The geometric mean is related to logarithmic transformation of the data. If there are no zero values, then the geometric mean equals the exponential of the mean of the log-values. Any exponent can be used, but it must equal the logarithm base, e.g. 10 to the power of the mean of the log10-values. This suggests the following modification of the geometric mean to accommodate zero values: add 1 to all the data values, then take the geometric mean, then subtract 1 again. This is known as the Williams mean (Williams 1937). There are also other types of mean. For example, the square mean root is the square of the mean of the square root-transformed data. This measure has applications in meta-analysis (Bushman & Wang 1995) and in assessing the agreement of counts between observers or methods (Alexander et al. 2007). Other powers can also be used – in general, these are called power means or algebraic means (Bonferroni 1950).

Confusion between geometric and Williams means.

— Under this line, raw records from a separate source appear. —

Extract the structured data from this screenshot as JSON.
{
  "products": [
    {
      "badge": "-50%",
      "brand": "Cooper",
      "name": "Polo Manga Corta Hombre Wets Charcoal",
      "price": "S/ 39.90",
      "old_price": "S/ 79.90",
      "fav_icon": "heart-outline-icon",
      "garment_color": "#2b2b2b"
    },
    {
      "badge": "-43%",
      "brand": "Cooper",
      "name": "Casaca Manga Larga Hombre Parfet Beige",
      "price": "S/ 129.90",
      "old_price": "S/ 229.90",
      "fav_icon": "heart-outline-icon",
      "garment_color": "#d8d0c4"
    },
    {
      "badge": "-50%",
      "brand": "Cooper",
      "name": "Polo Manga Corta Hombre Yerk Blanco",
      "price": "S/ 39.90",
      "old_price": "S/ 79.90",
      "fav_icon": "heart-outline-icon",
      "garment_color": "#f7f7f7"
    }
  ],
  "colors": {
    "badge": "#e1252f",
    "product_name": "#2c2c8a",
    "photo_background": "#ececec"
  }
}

In the medical research literature, the Williams mean is sometimes called the geometric mean, as in the onchocerciasis community microfilarial load (CMFL) (Remme et al. 1986). Nevertheless, the two are not equal. One disadvantage of the Williams mean is its dependence on the choice of units. For example, if skin snips weigh 2 mg, the CMFL per snip is not double the CMFL per mg, although both units are used in the literature (Marshall et al. 1986; Remme et al. 1986). This scale dependence can be avoided by adding and subtracting a value with units e.g. 1/mg rather than a dimensionless 1 (Alexander et al. 2005).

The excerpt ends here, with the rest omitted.